Poissons Volants
Par Elsa Kaminski
Comme son nom l’indique, l’exposition collective « Poissons volants », sous la direction de Sophie Bosselut et Sarah Cohen, fait des particularités de l’animal le pendant des oeuvres aujourd’hui présentées au 6b. En effet, la théorie du poisson volant selon laquelle l’animal s’extirpegracieusement hors de l’eau pour échapper à son prédateur convient donc admirablement à l’analyse poétique des artistes, c’est-à-dire aux situations où l’individu est placé devant un langage inhabituel, volontaire et libéré.
L’exposition vise ainsi à montrer leur volonté de s’affranchir des styles de règles pour s’abandonner à la matière et donner libre cours à la spontanéité et à la singularité.
C’est la réalité de cette dépossession traditionnelle et de la liberté du geste que les artistes de l’exposition font apparaître par la diversité de leurs oeuvres.
Le dessin est plus libre et les couleurs plus nombreuses.
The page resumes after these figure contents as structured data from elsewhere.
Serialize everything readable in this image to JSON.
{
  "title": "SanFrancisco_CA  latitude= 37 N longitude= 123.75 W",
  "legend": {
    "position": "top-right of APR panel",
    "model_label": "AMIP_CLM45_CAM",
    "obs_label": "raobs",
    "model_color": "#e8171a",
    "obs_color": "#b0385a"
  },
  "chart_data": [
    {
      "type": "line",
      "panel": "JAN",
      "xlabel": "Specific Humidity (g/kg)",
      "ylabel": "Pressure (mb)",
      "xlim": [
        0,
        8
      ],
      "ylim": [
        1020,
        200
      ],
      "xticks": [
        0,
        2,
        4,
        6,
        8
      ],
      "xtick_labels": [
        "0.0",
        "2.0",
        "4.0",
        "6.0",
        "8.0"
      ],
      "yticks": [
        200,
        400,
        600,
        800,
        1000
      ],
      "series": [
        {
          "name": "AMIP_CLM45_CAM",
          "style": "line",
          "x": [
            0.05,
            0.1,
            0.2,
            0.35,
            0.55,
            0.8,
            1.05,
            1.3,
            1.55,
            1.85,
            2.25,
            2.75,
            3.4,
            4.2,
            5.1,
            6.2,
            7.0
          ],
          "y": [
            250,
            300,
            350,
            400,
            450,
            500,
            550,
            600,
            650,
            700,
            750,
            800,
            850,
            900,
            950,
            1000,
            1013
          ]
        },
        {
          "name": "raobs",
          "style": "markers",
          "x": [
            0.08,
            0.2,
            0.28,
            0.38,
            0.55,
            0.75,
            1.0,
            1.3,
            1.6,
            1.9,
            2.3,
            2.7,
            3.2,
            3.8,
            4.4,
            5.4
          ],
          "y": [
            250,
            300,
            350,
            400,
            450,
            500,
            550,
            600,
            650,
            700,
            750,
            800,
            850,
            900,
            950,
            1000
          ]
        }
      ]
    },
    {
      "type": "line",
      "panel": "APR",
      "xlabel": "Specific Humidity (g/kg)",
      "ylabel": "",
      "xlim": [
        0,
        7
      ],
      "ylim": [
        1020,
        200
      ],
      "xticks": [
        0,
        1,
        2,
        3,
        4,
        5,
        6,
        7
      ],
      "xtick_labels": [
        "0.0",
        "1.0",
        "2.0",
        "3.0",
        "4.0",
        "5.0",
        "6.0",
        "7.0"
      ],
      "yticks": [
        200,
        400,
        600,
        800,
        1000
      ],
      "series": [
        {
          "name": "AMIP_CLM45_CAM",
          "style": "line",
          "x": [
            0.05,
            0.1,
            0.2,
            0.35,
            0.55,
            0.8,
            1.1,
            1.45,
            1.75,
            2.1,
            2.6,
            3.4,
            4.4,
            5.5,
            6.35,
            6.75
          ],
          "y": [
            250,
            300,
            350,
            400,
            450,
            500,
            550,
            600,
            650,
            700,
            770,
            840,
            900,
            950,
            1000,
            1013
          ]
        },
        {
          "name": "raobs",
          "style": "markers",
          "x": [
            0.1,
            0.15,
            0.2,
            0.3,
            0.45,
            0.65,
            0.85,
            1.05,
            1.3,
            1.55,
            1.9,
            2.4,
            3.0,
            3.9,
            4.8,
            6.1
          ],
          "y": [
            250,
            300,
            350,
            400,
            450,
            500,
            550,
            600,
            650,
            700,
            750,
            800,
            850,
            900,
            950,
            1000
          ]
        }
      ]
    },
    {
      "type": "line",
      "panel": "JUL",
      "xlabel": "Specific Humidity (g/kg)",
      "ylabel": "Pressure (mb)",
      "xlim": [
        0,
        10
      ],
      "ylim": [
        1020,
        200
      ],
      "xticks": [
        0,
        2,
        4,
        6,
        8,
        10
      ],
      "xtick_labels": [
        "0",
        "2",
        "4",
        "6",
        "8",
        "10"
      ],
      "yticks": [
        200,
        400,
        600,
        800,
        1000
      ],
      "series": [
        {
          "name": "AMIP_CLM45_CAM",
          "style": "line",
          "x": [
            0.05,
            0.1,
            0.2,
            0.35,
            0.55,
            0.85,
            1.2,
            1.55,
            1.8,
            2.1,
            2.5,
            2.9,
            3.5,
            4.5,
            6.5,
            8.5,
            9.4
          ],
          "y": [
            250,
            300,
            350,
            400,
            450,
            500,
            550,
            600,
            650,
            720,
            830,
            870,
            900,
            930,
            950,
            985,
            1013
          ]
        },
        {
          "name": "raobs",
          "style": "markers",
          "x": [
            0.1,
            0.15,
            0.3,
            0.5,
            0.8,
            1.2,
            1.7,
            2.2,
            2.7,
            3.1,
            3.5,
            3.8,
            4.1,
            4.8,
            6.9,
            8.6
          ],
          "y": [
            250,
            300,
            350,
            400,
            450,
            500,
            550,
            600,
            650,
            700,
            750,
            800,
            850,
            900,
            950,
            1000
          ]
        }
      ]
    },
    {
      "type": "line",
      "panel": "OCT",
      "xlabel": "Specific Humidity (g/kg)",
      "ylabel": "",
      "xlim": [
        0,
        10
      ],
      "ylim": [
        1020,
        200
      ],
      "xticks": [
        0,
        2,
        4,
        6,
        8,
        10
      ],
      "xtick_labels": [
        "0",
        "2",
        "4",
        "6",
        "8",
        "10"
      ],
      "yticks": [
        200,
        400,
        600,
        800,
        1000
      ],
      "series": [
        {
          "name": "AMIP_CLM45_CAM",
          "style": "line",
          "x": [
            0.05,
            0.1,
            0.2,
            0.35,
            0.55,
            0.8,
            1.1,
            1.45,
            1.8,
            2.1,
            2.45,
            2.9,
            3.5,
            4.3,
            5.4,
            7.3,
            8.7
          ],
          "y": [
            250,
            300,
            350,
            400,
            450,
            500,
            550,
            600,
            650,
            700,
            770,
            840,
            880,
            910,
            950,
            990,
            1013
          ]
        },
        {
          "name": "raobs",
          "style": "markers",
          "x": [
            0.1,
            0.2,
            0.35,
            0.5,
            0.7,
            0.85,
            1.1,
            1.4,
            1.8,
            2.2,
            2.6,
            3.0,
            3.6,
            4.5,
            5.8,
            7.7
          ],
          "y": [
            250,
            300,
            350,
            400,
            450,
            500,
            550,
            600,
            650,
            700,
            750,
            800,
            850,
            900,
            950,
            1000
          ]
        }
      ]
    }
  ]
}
La vivacité des tons et des textures domine les idées et les multiples formes commandent l’espace.
Certains partent du visible et d’autres de l’invisible, ils explorent ensemble la nature, l’humain et l’imaginaire. Et c’est ici que la poétique se greffe sur les compositions où le vivant se construit et se déconstruit. Désormais les artistes s’attachent à proposer l’image d’une nature transformée par le temps et eux-mêmes plutôt que de représenter une réalité figée.
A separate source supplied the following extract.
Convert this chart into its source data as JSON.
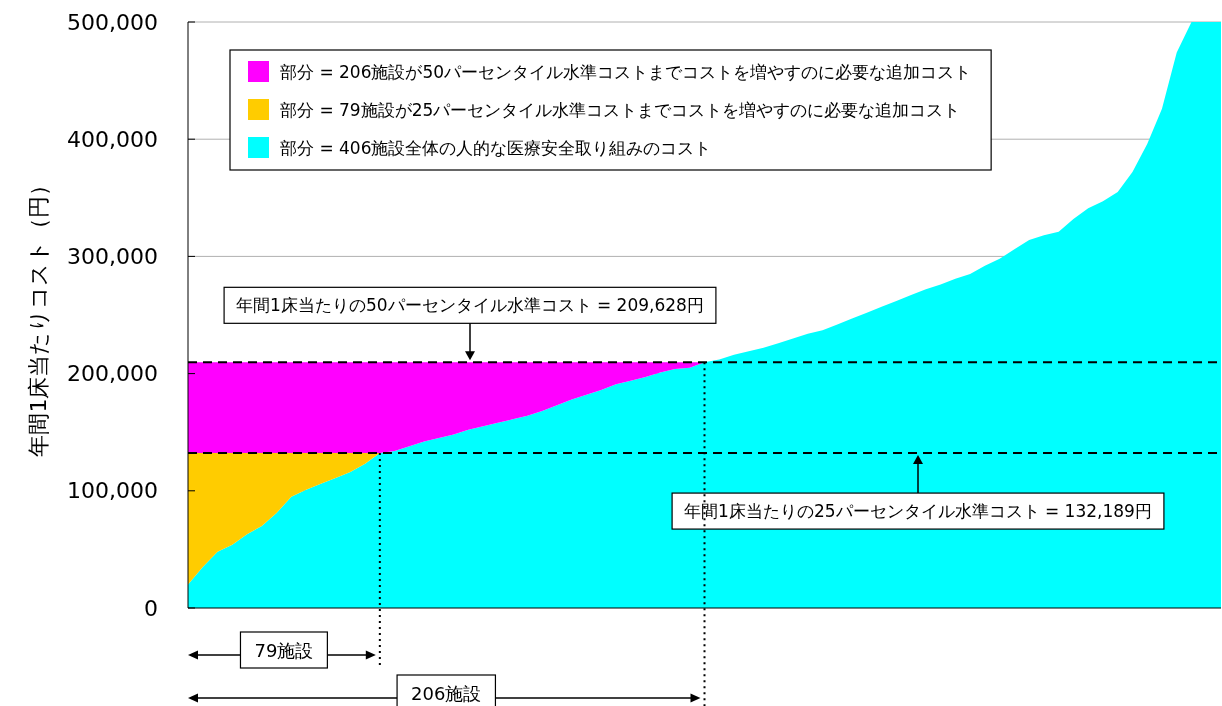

Ainsi l’aléa de la matière et des couleurs s’enracine dans l’oeuvre de Sophie Bosselut révélant une subtile disparité entre les lignes et les tâches qui avivent les surfaces et rehaussent la lumière.
Du contraste entre sa perception des organismes vivants et le support en bois, naissent les sculptures de Sarah Cohen dont la résine met en évidence leur caractère palpable.
Il s’en dégage ensuite, dans l’oeuvre de Jade Fenu, l’impression que les principes formels de la nature sont pénétrés par l’imprévisible où se dissolvent les contours habituels pour y laisser sa propre réalité.
Tandis que Cécile Henryon n’obtient la simplicité poétique et surréaliste de ses photographies que par la plus extrême justesse dans la disposition des objets et des lignes.
Aussi, ce qu’il faut admirer dans cette exposition, c’est leur vision personnelle qu’ils portent aux êtres et aux choses, à ces couleurs dont ils les baignent et les font s’interpénétrer pour nous offrir une atmosphère ni tout à fait réelle ni uniquement imaginaire.